Archaeological survey finds traces of metalworking in northwest Iran

September 22, 2021 - 20:0

TEHRAN – Archaeologists have discovered new evidence of prehistorical metalworking in Tepe Kuzechi, northwestern Zanjan province, the deputy provincial tourism chief has said.

The ancient hill contains a number of metal melting kilns, which provides evidence that the site dates back to the late Iron Age, when metalworking and pottery were practiced, Mohammadreza Mohammadpur announced on Wednesday.

Tepe Kuzechi is situated adjacent to the historically rich Chehrabad Salt Mine in Zanjan province, where several salt men and their personal belongings have been discovered so far.

Excavations at this site focused on determining the sequence of layers and identifying cultural periods, as well as determining whether or not there is any connection between the site and Chehrabad Salt Mine, the official explained.

Since Kuzehchi hill is the only ancient site around the mine that had superficial evidence from the Iron Age and the Achaemenid period, it became the subject of several archaeological surveys, he noted.

Iron Age is in fact final technological and cultural stage in the Stone–Bronze–Iron Age sequence. The date of the full Iron Age, in which this metal, for the most part, replaced bronze in implements and weapons, varied geographically, beginning in West Asia and southeastern Europe about 1200 BC but in China not until about 600 BC, according to the Encyclopedia Britannica.

Although in West Asia iron had limited use as a scarce and precious metal as early as 3000 BC, there is no indication that people at that time recognized its superior qualities over those of bronze.

Glimpses of metalworking in Iran

During the 5th and 4th millennia BC in Iran, craftsmen were able to create enough heat to reach temperatures required for the melting of most of the then known raw materials, and thus extract metals, according to Encyclopedia Iranica.

On top of that copper-smelting techniques became well known in various parts of Iran in this period. With the advancement of the knowledge of metallurgy in the Achaemenid era, finely crafted copper and bronze objects were created, continuing through ancient times.

Although copper is mentioned in geographical texts much less often than precious metals, it appears to have been mined over wide areas of Persia in early Islamic times.

In a travelogue inscribed by the medieval Arab traveler Abu Dolaf, he wrote about the Neyshabur copper mine though the extent of the deposits in Iran became known only from accounts of European travelers from the Safavid period onwards.

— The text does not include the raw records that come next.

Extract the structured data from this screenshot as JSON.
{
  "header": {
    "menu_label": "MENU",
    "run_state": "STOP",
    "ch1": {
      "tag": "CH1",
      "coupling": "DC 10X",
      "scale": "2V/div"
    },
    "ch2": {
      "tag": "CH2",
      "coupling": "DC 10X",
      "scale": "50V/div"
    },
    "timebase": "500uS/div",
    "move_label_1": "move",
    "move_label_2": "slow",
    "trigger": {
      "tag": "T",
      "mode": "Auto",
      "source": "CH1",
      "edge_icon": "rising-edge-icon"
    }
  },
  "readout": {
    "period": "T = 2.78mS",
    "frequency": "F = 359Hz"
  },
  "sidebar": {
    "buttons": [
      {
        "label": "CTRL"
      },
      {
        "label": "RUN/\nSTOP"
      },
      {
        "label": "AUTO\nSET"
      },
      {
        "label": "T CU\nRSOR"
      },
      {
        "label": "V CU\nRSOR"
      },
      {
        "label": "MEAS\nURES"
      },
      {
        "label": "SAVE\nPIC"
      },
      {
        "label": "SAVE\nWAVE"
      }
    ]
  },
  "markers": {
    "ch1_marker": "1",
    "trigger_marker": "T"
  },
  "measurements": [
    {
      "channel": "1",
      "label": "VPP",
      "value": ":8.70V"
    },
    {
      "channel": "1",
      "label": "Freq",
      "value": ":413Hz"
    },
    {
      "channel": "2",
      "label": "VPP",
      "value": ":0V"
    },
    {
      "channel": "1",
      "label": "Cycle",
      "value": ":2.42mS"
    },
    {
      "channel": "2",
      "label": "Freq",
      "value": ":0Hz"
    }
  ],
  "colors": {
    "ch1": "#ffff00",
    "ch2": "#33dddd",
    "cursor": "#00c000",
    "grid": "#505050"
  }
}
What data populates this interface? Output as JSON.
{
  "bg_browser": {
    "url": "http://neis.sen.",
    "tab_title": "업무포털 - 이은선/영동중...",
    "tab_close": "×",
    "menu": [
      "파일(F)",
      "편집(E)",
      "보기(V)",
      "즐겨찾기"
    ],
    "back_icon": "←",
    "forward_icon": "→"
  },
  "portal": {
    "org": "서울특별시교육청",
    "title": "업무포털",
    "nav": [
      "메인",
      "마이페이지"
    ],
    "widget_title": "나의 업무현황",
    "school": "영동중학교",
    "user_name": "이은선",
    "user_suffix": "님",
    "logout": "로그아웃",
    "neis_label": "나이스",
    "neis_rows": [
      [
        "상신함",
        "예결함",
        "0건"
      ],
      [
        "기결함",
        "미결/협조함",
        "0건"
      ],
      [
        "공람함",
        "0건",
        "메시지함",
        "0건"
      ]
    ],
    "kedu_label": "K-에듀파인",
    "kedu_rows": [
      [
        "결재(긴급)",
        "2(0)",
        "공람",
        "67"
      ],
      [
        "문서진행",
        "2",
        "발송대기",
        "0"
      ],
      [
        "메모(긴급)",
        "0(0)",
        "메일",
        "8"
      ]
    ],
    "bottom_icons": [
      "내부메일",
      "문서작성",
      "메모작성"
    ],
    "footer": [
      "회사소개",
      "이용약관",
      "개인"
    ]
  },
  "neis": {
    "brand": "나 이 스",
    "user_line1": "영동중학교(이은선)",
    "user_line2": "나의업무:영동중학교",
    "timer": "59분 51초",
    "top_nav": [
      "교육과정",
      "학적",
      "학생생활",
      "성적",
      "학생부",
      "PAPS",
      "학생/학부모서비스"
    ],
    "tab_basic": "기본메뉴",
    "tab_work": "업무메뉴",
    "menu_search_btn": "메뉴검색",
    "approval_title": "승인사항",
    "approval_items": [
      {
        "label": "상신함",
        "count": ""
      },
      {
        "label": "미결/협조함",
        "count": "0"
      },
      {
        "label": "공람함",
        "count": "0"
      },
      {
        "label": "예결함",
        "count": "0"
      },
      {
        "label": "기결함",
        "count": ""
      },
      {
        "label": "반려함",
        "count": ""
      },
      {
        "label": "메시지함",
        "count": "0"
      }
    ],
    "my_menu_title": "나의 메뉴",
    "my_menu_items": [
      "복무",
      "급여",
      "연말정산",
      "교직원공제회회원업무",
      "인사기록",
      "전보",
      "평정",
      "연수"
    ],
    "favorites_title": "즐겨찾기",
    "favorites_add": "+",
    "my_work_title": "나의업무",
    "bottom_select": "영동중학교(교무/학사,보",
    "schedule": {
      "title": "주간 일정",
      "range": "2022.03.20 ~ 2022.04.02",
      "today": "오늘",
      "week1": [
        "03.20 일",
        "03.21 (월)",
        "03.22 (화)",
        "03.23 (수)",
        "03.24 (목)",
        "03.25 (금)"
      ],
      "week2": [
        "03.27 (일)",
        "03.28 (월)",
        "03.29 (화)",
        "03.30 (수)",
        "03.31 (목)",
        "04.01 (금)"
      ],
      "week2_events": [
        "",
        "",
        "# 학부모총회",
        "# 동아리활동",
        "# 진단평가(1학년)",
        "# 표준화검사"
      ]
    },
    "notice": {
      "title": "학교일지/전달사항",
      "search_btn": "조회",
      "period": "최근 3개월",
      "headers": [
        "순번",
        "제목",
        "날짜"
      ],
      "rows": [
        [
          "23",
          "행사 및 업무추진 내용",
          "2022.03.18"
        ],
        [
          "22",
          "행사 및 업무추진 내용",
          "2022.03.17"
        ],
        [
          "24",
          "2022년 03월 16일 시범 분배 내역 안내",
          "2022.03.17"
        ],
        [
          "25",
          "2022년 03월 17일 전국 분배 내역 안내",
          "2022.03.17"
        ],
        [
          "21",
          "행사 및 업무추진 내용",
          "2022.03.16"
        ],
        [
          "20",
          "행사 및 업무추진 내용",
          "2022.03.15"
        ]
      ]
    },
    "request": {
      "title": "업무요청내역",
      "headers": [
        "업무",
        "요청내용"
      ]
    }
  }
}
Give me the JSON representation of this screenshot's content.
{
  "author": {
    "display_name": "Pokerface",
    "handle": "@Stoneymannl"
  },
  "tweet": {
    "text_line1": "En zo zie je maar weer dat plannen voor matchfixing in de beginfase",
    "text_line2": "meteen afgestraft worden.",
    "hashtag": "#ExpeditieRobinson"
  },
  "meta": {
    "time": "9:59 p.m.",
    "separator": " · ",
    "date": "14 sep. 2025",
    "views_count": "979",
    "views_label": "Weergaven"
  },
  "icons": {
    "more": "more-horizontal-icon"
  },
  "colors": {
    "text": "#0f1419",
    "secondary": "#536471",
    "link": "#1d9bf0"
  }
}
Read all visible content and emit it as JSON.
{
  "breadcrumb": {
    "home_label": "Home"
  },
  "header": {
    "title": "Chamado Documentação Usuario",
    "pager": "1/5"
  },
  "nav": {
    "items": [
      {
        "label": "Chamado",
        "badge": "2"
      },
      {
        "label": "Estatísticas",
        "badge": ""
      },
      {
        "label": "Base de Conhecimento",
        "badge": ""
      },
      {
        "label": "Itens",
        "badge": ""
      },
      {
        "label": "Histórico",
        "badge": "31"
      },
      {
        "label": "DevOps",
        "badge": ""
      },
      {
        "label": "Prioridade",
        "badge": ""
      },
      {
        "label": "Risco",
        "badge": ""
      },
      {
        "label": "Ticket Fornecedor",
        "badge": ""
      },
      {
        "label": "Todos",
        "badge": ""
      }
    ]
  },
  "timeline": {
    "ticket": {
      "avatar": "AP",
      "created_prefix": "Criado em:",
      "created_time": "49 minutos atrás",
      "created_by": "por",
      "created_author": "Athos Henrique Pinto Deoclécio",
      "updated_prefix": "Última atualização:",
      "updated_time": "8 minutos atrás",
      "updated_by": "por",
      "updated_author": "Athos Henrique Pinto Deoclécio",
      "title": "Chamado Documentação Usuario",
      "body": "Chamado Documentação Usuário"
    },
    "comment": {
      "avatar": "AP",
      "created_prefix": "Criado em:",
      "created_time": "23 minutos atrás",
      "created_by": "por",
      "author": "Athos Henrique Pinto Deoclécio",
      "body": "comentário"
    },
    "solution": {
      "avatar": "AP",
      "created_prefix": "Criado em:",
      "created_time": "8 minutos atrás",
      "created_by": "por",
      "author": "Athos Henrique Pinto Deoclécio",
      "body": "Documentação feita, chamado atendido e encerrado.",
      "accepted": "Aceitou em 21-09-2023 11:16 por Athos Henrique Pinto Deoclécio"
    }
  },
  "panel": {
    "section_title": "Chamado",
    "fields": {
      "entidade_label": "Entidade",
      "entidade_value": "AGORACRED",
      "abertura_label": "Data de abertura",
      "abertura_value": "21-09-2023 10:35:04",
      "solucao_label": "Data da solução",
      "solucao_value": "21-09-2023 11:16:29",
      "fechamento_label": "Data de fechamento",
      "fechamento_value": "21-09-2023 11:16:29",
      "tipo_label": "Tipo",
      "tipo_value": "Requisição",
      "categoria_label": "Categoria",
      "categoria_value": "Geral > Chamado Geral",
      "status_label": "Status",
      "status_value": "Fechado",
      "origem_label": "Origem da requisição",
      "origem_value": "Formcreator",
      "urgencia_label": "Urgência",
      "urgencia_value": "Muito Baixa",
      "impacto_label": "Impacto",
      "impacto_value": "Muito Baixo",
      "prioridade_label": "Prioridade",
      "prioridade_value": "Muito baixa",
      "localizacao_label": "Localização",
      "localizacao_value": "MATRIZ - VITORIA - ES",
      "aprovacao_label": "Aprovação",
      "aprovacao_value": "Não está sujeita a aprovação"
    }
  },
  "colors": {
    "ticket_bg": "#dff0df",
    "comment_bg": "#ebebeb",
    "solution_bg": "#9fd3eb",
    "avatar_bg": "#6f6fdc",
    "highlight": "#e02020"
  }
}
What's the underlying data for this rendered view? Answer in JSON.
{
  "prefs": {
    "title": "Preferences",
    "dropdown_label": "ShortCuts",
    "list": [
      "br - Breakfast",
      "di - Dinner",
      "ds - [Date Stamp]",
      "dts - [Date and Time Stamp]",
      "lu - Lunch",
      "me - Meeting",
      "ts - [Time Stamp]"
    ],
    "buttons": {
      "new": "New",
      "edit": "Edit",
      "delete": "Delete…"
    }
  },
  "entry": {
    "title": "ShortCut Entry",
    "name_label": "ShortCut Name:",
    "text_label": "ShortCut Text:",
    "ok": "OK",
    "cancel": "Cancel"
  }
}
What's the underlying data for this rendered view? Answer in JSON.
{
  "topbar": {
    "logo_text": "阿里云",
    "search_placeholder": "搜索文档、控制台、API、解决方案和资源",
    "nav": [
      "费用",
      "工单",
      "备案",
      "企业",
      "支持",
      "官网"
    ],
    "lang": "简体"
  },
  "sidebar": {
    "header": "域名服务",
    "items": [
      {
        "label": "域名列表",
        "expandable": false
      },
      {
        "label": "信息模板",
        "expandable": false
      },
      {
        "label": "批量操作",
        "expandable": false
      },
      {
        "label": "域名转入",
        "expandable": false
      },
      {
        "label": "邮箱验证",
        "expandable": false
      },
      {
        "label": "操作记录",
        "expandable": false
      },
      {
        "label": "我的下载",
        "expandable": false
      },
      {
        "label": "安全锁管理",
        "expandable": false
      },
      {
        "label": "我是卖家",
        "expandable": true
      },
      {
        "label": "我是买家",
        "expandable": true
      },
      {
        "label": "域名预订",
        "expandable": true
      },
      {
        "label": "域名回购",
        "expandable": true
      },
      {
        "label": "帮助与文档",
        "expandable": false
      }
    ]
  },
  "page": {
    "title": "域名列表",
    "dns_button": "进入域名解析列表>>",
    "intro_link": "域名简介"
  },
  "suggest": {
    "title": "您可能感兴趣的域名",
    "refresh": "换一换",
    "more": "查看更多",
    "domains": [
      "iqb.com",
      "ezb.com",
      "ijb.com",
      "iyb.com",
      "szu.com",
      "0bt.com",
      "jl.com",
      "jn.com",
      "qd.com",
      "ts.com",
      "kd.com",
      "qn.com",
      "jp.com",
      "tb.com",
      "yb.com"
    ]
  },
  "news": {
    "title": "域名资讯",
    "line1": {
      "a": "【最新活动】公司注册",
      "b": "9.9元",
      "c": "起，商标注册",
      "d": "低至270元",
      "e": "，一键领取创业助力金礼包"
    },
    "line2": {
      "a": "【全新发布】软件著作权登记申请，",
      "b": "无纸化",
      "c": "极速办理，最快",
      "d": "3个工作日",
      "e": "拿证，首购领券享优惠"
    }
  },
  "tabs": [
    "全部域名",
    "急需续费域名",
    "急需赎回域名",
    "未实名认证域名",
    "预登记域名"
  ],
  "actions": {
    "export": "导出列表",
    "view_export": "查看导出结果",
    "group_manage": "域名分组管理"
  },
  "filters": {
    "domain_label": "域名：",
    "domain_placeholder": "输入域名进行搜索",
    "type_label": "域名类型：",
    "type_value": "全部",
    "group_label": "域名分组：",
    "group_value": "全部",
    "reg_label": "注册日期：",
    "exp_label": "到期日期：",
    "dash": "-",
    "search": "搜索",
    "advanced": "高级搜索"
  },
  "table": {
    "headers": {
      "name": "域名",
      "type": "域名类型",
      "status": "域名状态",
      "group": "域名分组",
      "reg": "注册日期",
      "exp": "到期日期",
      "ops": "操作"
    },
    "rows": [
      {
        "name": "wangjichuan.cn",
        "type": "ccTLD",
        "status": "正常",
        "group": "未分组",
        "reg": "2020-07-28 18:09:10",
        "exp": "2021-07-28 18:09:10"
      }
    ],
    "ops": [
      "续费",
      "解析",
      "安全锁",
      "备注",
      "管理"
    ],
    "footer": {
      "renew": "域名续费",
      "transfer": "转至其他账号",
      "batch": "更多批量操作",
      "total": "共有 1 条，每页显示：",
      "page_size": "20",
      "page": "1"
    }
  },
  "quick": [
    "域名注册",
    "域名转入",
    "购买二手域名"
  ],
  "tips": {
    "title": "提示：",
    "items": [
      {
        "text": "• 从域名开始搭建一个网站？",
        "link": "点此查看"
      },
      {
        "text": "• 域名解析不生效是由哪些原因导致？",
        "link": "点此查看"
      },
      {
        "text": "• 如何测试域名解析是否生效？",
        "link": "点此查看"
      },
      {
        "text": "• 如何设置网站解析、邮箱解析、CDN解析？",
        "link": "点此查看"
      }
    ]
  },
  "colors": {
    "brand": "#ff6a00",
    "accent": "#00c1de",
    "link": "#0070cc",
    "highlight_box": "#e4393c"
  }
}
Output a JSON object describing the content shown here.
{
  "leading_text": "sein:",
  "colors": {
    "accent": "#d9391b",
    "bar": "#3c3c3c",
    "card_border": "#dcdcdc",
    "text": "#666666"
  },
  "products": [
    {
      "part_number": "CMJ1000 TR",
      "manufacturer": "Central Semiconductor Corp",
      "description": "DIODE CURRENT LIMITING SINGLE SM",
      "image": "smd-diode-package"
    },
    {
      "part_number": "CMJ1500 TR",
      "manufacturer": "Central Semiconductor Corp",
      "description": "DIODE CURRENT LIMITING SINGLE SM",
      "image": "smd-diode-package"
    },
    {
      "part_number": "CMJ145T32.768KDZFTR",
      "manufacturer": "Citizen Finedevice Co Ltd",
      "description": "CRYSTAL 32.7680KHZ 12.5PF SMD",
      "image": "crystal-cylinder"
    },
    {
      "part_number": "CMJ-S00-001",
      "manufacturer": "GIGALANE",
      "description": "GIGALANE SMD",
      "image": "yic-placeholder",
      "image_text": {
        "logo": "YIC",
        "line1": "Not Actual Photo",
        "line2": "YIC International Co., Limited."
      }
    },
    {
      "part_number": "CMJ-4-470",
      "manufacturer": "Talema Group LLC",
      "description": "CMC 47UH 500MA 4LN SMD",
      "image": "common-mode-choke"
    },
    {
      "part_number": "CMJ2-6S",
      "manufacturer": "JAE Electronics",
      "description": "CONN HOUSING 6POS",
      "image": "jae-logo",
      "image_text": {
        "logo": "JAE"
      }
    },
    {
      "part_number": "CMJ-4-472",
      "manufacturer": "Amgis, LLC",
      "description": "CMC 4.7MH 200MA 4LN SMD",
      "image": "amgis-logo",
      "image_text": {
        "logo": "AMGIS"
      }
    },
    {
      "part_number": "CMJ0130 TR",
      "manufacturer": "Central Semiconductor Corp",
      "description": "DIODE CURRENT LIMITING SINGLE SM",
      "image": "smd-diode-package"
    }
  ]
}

Sir John Chardin (1643-1713), for instance, wrote that “copper is found in Sari, Khorasan, and Qazvin. However, Iranian copper is not malleable. It has to be mixed with copper from Sweden and Japan to make it soft”.

Iranian salt men

Salt mummies are the highlights of the findings in the mine.  In 1993, miners in the Douzlakh Salt Mine, near Hamzehli and Chehrabad villages in Zanjan Province, accidentally came across a mummified head, dated to 300 CE. The head was very well preserved, to the extent that his pierced ear was still holding the gold earring. The hair, beard, and mustaches were reddish, and his impressive leather boot still contained parts of his leg and foot.

However, in 2004, the miners discovered yet another “saltman”, which was followed by further excavation unearthing remains of a human body along with a large number of artifacts made of wood, metal tools, clothing, and pottery. In 2005, a systematic excavation began, three more mummies were excavated, and a sixth remained in situ, due to lack of funds for its storage. The context of the remains suggested that a collapse in the mine had caused the death of the miners in question.